La ministre a préféré ne pas élaborer davantage sur le cadre alimentaire de l’ex-ministre Barrette, précisant que les menus feront partie de la politique d’hébergement que le gouvernement Legault veut mettre en place pour l’ensemble des établissements (CHSLD, ressources intermédiaires, ressources de type familial, etc.). 

Cette politique, qui sera suivie d’un plan d’action attendu pour l’hiver 2021, vise à proposer une «approche novatrice» qui sera davantage adaptée aux besoins des différentes clientèles hébergées (aînés en perte d’autonomie, personnes ayant un trouble neurocognitif majeur, personnes vivant avec une déficience intellectuelle ou physique, un trouble du spectre de l’autisme, un problème de santé mentale ou une dépendance, par exemple), a-t-on expliqué en conférence de presse. 

Une «première»

Questionnée sur la nécessité de mener encore ce genre de travaux alors que le gouvernement Couillard avait déjà mis de l’avant l’approche «milieu de vie» en 2003 et que différents cadres de référence ont depuis été élaborés en matière d’hébergement, la ministre Blais a souligné l’absence d’orientations générales «pouvant s’appliquer à tous les types d’hébergement de soins de longue durée ainsi qu’à toutes les clientèles susceptibles d’y résider». 

«Il faut prendre le temps de réfléchir, d’écrire une politique et d’avoir un plan d’action», a-t-elle plaidé, expliquant qu’on avait «toujours travaillé en silo» jusqu’ici, et que personne n’avait «vraiment réfléchi au vieillissement de la population». «On a 70% à 80% des personnes [hébergées] qui sont atteintes de la maladie d’Alzheimer, ça prend une approche différente pour traiter ces personnes-là» a-t-elle illustré, citant également l’exemple des personnes vivant avec la trisomie 21 «dont l’espérance de vie a presque triplé au cours des dernières années». 

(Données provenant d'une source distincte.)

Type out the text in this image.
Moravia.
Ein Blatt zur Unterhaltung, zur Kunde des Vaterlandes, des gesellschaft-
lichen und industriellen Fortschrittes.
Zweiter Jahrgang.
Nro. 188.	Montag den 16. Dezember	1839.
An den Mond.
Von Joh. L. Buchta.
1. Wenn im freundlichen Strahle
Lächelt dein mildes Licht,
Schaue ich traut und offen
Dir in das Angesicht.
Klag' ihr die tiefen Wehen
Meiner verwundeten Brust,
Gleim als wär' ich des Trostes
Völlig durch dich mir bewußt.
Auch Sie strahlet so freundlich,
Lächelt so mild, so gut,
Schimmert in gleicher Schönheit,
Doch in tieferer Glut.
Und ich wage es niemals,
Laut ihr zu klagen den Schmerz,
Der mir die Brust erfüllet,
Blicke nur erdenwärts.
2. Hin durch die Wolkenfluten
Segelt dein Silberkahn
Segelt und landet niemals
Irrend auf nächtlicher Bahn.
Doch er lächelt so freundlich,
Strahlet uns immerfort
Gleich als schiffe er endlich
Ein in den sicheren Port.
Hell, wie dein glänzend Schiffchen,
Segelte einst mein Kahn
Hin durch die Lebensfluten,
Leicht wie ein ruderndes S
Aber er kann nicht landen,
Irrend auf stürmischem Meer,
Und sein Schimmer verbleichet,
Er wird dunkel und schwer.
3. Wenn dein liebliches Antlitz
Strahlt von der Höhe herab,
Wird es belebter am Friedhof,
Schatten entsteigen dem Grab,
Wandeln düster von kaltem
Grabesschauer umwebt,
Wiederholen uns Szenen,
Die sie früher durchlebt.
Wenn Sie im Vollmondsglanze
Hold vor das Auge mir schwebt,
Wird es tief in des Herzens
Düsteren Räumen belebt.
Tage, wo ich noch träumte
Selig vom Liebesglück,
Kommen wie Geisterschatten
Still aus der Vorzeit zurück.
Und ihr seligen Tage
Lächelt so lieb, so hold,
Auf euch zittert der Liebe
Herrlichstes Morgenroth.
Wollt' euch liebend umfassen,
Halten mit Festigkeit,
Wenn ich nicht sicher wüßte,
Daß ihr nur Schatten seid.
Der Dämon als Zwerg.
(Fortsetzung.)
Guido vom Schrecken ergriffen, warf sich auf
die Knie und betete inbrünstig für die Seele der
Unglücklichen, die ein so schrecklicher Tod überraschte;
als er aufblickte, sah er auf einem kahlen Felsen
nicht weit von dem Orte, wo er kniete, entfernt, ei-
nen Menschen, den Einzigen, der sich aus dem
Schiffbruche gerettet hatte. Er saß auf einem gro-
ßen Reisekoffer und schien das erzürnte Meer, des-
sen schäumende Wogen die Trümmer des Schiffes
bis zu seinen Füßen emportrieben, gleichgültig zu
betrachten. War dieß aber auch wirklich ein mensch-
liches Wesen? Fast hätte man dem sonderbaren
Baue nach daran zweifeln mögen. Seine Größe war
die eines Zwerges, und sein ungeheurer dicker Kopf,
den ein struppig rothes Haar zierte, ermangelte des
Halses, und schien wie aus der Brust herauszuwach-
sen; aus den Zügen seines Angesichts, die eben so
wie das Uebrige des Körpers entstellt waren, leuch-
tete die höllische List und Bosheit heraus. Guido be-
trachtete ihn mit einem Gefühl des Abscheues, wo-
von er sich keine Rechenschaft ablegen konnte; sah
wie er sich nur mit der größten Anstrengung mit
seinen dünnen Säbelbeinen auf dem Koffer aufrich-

Est-ce que cette politique et ce plan d’action sont préalables aux 2600 places que le gouvernement Legault veut développer en «maison des aînés» (mais qui seront pour la majorité ouvertes dans les CHSLD existants, et non dans des nouvelles installations, a-t-on appris récemment)? «Non. On va faire la politique et le plan d’action en parallèle. […] On va développer les 2600 places en maison des aînés d’ici les prochaines élections», a répondu la ministre Blais. 

Les détails des maisons des aînés et des «pavillons alternatifs» que le gouvernement veut développer seront dévoilés bientôt, a assuré la ministre, qui a expliqué en gros que «tout ce qui ressemble à un hôpital va disparaître», que les postes des infirmières seront «dissimulés», que des «petits pavillons» de huit à 14 résidents seront aménagés, qu’il y aura des «îlots occupationnels avec des éducateurs spécialisés, par exemple» et que les proches aidants auront accès à des «petits appartements». 

«Des comités, des comités, des comités...»

Invité à réagir à l’annonce de la mise sur pied d’un comité d’experts chargé d’élaborer la politique d’hébergement et de soins de longue durée du gouvernement Legault, le péquiste Harold Lebel a eu ce commentaire, mardi matin: «Ça fait peut-être cinq ou six ans que je suis porte-parole du dossier des aînés. J’ai vu des tournées de députés dans les CHSLD pour aller voir les bonnes méthodes. J’ai vu un forum à Montréal pour analyser les bonnes méthodes. […] J’en ai vu, des affaires, des comités de créés, des comités de parlementaires, des comités, des comités, des comités...»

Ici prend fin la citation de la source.